5. Feiern kann ich in Nürnberg besonders gut hier:
In der Desi, Brückenstraße 23 in Gostenhof. Wegen der DJs und Bands, aber auch wegen des zugewucherten Gartens mit Sprühfläche und Freiluftkino, in dem man sich verlaufen kann – oder so tun, als habe man sich verlaufen, und für eine Zeit verschwinden.
6. Diese Nürnberger „Ecke“ hat es mir angetan:
Das ist zwar nix Räumliches, aber eine Ecke im Äther, die ziemlich einzigartig ist: Radio Z. Wann immer ich nach Nürnberg reinfahre, drehe ich das Autoradio auf. Frequenz: 95,8 fm. Lappländischer Punkrock, italienischer Hiphop, neuseeländische Chansons. Niemand verdient damit Geld, der ganze Sender ist nonkommerziell. L-I-E-B-E.
7. Nürnberg ist für mich Spielwaren, Lebkuchen, Bratwurst, Dürer und …

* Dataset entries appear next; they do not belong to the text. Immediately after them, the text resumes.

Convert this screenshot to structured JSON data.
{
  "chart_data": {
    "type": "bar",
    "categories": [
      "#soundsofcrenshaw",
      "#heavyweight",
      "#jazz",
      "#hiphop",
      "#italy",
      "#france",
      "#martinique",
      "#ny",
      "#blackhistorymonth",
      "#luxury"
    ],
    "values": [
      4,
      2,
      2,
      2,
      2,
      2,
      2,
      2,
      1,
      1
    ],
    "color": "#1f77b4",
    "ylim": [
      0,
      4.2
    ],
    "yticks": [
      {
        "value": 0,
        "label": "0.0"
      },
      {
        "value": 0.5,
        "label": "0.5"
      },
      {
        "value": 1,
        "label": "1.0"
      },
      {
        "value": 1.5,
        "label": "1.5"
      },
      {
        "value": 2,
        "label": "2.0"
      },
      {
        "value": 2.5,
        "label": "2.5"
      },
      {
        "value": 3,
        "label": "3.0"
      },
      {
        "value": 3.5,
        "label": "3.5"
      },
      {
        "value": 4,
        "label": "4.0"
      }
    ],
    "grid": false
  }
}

NS-Geschichte. Das können wir uns nicht ersparen, sorry. Dürfen wir uns auch nicht ersparen. Das ist, wenn ich durch die Welt reise, das Erste, was Menschen zu Nürnberg einfällt. Und das Bewusstsein dafür wächst auch bei mir mit den Jahren. Die Nürnberger Prozesse immerhin waren der Beginn von etwas Gutem. Recht, nicht Rache. Am Original-Ort in der Fürther Straße gibt es heute sehr gute Ausstellungen und Tagungen.